All the rivers of the western system of drainage, except the Missouri itself, are quite incomplete as rivers, in consequence of their being really only branches of other larger tributaries of that great river, or, if they empty into the Missouri direct, they have yet all the usual characteristics of Iowa rivers, from their sources to their mouths.

Chariton and Grand Rivers both rise and run for the first twenty-five miles of their courses upon the drift deposit alone. The first strata that are exposed by the deepening valleys of both these streams belong to the upper coal measures, and they both continue upon the same formation until they make their exit from the State (the former in Appanoose County, the latter in Ringgold County), near the boundary of which they have passed nearly or quite through the whole of that formation to the middle coal measures. Their valleys gradually deepen from their upper portions downward, so that within fifteen or twenty miles they have reached a depth of near a hundred and fifty feet below the general level of the adjacent high land. When the rivers have cut their valleys down through the series of limestone strata, they reach those of a clayey composition. Upon these they widen their valleys and make broad flood plains (commonly termed "bottoms "), the soil of which is stiff and clayey, except where modified by sandy washings.
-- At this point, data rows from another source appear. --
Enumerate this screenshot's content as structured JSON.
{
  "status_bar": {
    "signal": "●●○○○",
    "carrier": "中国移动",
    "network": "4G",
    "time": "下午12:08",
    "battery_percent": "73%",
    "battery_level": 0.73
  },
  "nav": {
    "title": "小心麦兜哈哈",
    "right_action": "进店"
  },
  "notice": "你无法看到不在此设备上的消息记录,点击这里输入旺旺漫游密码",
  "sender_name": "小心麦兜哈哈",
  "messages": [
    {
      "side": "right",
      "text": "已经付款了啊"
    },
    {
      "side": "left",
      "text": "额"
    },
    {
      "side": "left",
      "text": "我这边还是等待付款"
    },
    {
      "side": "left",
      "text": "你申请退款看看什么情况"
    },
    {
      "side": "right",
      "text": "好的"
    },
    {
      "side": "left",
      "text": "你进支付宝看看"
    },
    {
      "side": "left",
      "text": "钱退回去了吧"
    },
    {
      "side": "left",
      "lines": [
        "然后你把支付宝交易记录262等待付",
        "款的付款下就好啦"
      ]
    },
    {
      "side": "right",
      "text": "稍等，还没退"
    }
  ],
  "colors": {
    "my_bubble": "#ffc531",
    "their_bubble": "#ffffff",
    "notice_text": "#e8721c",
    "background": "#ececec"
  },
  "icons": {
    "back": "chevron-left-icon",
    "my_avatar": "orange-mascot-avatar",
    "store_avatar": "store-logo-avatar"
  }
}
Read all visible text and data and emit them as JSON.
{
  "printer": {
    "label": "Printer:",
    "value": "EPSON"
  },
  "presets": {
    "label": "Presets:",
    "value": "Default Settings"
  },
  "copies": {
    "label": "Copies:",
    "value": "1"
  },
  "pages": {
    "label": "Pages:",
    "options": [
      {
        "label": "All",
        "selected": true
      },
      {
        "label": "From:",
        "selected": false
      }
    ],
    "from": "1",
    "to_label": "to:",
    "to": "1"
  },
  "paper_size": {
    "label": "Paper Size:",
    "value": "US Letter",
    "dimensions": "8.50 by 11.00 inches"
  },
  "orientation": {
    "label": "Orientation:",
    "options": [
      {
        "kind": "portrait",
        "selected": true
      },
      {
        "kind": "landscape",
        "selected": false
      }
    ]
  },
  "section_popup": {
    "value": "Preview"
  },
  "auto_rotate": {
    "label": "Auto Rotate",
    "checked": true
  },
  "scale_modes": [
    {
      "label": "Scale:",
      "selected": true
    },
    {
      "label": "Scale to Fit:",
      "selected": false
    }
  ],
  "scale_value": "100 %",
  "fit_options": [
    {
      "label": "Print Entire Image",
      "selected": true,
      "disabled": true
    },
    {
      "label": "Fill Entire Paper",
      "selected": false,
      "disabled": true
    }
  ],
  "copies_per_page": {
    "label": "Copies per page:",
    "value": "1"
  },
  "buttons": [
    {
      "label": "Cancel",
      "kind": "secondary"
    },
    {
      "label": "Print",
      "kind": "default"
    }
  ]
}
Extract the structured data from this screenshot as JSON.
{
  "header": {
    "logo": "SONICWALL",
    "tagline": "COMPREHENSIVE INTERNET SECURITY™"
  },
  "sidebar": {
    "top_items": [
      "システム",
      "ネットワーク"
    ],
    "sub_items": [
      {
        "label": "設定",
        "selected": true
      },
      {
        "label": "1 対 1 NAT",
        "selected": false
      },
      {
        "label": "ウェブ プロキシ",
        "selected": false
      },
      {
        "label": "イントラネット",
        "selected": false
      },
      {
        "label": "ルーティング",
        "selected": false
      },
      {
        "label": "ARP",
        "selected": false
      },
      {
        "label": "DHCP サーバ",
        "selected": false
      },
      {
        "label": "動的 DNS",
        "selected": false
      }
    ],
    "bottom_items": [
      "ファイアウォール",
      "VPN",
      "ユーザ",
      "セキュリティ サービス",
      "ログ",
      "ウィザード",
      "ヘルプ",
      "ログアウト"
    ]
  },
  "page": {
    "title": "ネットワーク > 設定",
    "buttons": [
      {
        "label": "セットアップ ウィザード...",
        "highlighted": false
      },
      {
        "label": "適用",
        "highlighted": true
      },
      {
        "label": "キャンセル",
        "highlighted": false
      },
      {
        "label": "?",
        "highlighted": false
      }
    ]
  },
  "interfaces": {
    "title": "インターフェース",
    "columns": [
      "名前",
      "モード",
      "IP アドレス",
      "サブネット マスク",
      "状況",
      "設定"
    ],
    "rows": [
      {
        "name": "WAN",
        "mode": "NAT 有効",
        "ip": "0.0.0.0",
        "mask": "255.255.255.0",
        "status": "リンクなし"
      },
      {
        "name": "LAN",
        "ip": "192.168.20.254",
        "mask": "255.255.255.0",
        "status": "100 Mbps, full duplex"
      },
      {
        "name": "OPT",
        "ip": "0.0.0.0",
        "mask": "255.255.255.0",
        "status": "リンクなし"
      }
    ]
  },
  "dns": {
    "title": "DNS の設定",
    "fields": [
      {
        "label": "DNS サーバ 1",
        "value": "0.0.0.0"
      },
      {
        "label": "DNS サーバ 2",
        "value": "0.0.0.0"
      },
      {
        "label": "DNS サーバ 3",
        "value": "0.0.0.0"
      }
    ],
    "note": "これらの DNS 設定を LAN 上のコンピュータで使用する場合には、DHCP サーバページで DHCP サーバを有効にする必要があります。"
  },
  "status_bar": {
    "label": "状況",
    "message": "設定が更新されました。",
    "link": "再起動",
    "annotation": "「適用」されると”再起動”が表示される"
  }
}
A considerable breadth of woodland occupies the bottoms and valley sides along a great part of their length; but their upper branches and tributaries are mostly prairie streams.

Platte River. This river belongs mainly to Missouri. Its upper branches pass through Ringgold County, and, with the west fork of the Grand River, drain a large region of country.

Here the drift deposit reaches its maximum thickness on an east and west line across the State, and the valleys are eroded in some instances to a depth of two hundred feet, apparently, through this deposit alone.